Após rebelião com 9 mortos, armas são achadas enterradas em presídio de GO

Bernardo Barbosa

Do UOL, em São Paulo

  • Divulgação - 1º.jan.2018/Sinsep-GO

    Fumaça é vista após rebelião de presos em Aparecida de Goiânia

    Fumaça é vista após rebelião de presos em Aparecida de Goiânia

As três armas de fogo encontradas após a rebelião que deixou nove detentos mortos em Aparecida de Goiânia (GO), nesta segunda-feira (1º), estavam enterradas no pátio da prisão, segundo informou terça-feira (2) o delegado Eduardo Rodovalho, que investiga o caso.

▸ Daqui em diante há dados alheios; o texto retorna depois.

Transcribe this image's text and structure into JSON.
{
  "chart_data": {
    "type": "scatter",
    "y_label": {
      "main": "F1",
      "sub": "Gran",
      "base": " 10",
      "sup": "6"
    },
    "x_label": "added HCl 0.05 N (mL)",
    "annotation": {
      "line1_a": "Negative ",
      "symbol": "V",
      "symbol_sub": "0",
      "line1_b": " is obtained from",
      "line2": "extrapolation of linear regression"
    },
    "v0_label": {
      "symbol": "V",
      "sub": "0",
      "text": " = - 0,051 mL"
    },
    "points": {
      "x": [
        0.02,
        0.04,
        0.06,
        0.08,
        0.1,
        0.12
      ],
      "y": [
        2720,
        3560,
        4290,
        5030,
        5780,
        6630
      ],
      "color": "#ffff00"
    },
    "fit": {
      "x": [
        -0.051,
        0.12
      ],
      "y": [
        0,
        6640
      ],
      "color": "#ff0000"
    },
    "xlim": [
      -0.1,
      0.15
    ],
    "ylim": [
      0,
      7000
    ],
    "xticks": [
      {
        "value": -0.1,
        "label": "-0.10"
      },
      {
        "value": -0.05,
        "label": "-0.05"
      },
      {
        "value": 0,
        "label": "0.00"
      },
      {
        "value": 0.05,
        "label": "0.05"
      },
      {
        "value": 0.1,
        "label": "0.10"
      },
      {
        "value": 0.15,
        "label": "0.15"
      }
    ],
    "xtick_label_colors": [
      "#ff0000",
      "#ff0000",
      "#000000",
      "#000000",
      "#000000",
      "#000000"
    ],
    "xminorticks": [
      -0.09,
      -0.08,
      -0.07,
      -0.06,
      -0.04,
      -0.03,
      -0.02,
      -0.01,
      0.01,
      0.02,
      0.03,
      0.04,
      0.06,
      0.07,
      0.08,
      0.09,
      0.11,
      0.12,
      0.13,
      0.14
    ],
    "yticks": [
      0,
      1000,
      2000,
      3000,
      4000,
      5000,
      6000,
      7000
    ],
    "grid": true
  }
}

Segundo Rodovalho, as armas foram achadas na ala C da Colônia Agroindustrial do Regime Semiaberto do Complexo Prisional de Aparecida de Goiânia, onde estavam os detentos que, de acordo com o delegado, iniciaram a rebelião.

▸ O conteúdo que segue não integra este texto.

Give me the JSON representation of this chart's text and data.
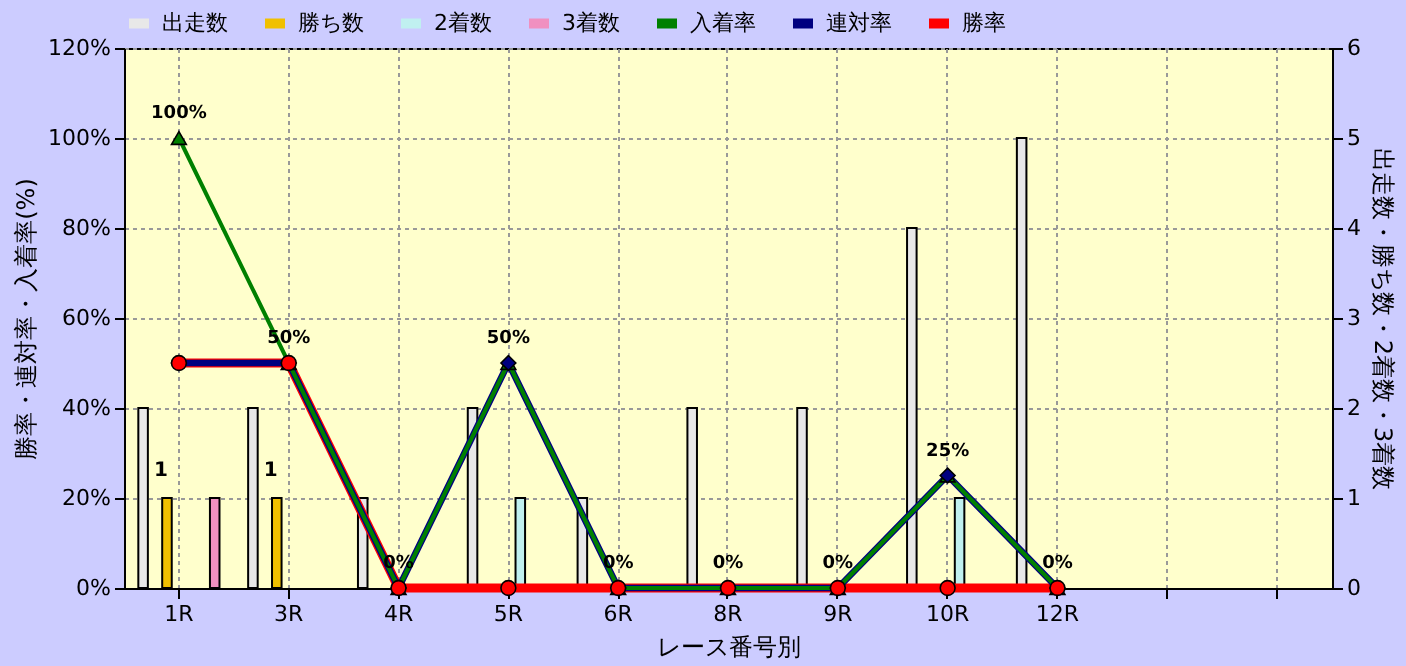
{
  "chart_data": {
    "type": "bar",
    "xlabel": "レース番号別",
    "ylabel": "勝率・連対率・入着率(%)",
    "y2label": "出走数・勝ち数・2着数・3着数",
    "categories": [
      "1R",
      "3R",
      "4R",
      "5R",
      "6R",
      "8R",
      "9R",
      "10R",
      "12R",
      null,
      null
    ],
    "series": [
      {
        "name": "出走数",
        "color": "#e8e8e8",
        "axis": "y2",
        "values": [
          2,
          2,
          1,
          2,
          1,
          2,
          2,
          4,
          5,
          null,
          null
        ]
      },
      {
        "name": "勝ち数",
        "color": "#f0c000",
        "axis": "y2",
        "values": [
          1,
          1,
          0,
          0,
          0,
          0,
          0,
          0,
          0,
          null,
          null
        ],
        "value_labels": [
          "1",
          "1",
          null,
          null,
          null,
          null,
          null,
          null,
          null,
          null,
          null
        ]
      },
      {
        "name": "2着数",
        "color": "#c0f0f0",
        "axis": "y2",
        "values": [
          0,
          0,
          0,
          1,
          0,
          0,
          0,
          1,
          0,
          null,
          null
        ]
      },
      {
        "name": "3着数",
        "color": "#f090c0",
        "axis": "y2",
        "values": [
          1,
          0,
          0,
          0,
          0,
          0,
          0,
          0,
          0,
          null,
          null
        ]
      },
      {
        "name": "入着率",
        "type": "line",
        "marker": "triangle",
        "color": "#008000",
        "values": [
          100,
          50,
          0,
          50,
          0,
          0,
          0,
          25,
          0,
          null,
          null
        ],
        "value_labels": [
          "100%",
          "50%",
          "0%",
          "50%",
          "0%",
          "0%",
          "0%",
          "25%",
          "0%",
          null,
          null
        ]
      },
      {
        "name": "連対率",
        "type": "line",
        "marker": "diamond",
        "color": "#000080",
        "values": [
          50,
          50,
          0,
          50,
          0,
          0,
          0,
          25,
          0,
          null,
          null
        ]
      },
      {
        "name": "勝率",
        "type": "line",
        "marker": "circle",
        "color": "#ff0000",
        "values": [
          50,
          50,
          0,
          0,
          0,
          0,
          0,
          0,
          0,
          null,
          null
        ]
      }
    ],
    "ylim": [
      0,
      120
    ],
    "yticks": [
      {
        "value": 0,
        "label": "0%"
      },
      {
        "value": 20,
        "label": "20%"
      },
      {
        "value": 40,
        "label": "40%"
      },
      {
        "value": 60,
        "label": "60%"
      },
      {
        "value": 80,
        "label": "80%"
      },
      {
        "value": 100,
        "label": "100%"
      },
      {
        "value": 120,
        "label": "120%"
      }
    ],
    "y2lim": [
      0,
      6
    ],
    "y2ticks": [
      0,
      1,
      2,
      3,
      4,
      5,
      6
    ],
    "grid": true,
    "legend": "top"
  }
}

"Eles quebraram a parede e invadiram as demais alas", explicou.

De acordo com o delegado, as armas de fogo que estavam enterradas não foram usadas na rebelião, tendo sido encontradas apenas depois da confusão. Durante o ocorrido, os detentos usaram armas brancas, como facas fabricadas de forma artesanal dentro do próprio presídio.

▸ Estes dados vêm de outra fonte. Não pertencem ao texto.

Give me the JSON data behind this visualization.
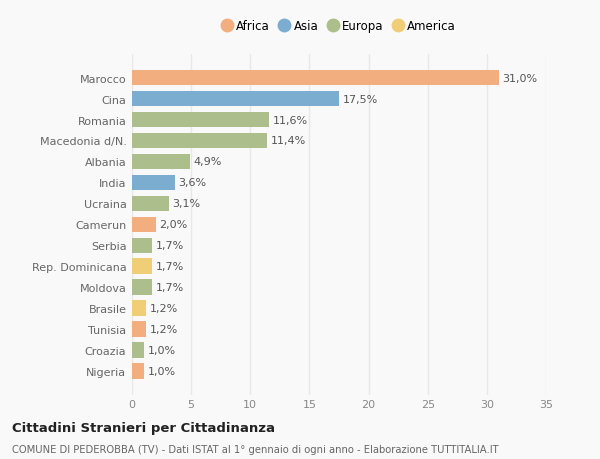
{
  "categories": [
    "Marocco",
    "Cina",
    "Romania",
    "Macedonia d/N.",
    "Albania",
    "India",
    "Ucraina",
    "Camerun",
    "Serbia",
    "Rep. Dominicana",
    "Moldova",
    "Brasile",
    "Tunisia",
    "Croazia",
    "Nigeria"
  ],
  "values": [
    31.0,
    17.5,
    11.6,
    11.4,
    4.9,
    3.6,
    3.1,
    2.0,
    1.7,
    1.7,
    1.7,
    1.2,
    1.2,
    1.0,
    1.0
  ],
  "labels": [
    "31,0%",
    "17,5%",
    "11,6%",
    "11,4%",
    "4,9%",
    "3,6%",
    "3,1%",
    "2,0%",
    "1,7%",
    "1,7%",
    "1,7%",
    "1,2%",
    "1,2%",
    "1,0%",
    "1,0%"
  ],
  "continents": [
    "Africa",
    "Asia",
    "Europa",
    "Europa",
    "Europa",
    "Asia",
    "Europa",
    "Africa",
    "Europa",
    "America",
    "Europa",
    "America",
    "Africa",
    "Europa",
    "Africa"
  ],
  "colors": {
    "Africa": "#F2AE7E",
    "Asia": "#7AADCF",
    "Europa": "#ABBE8C",
    "America": "#F0CE78"
  },
  "legend_order": [
    "Africa",
    "Asia",
    "Europa",
    "America"
  ],
  "title": "Cittadini Stranieri per Cittadinanza",
  "subtitle": "COMUNE DI PEDEROBBA (TV) - Dati ISTAT al 1° gennaio di ogni anno - Elaborazione TUTTITALIA.IT",
  "xlim": [
    0,
    35
  ],
  "xticks": [
    0,
    5,
    10,
    15,
    20,
    25,
    30,
    35
  ],
  "background_color": "#f9f9f9",
  "grid_color": "#e8e8e8",
  "bar_height": 0.75,
  "label_fontsize": 8,
  "ytick_fontsize": 8,
  "xtick_fontsize": 8
}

Cármen Lúcia determina inspeção

A Seap-GO (Superintendência Estadual de Administração Penitenciária de Goiás) abriu sindicância administrativa para apurar como as armas --duas pistolas e um revólver-- entraram na colônia penal. O prazo de conclusão do processo é de 30 dias.

Nesta terça, o CNJ (Conselho Nacional de Justiça) exigiu que a Justiça de Goiás realize uma inspeção no presídio e apresente um relatório em até 48 horas sobre as condições dos detidos e da cadeia. A ordem foi enviada pela presidente do CNJ e do STF (Supremo Tribunal Federal), ministra Cármen Lúcia. 

O presidente do Sinsep-GO (Sindicato dos Servidores do Sistema de Execução Penal de Goiás), Maxsuell Neves, disse ao UOL na segunda-feira que não havia agentes penitenciários suficientes para controlar a colônia e revistar os presos.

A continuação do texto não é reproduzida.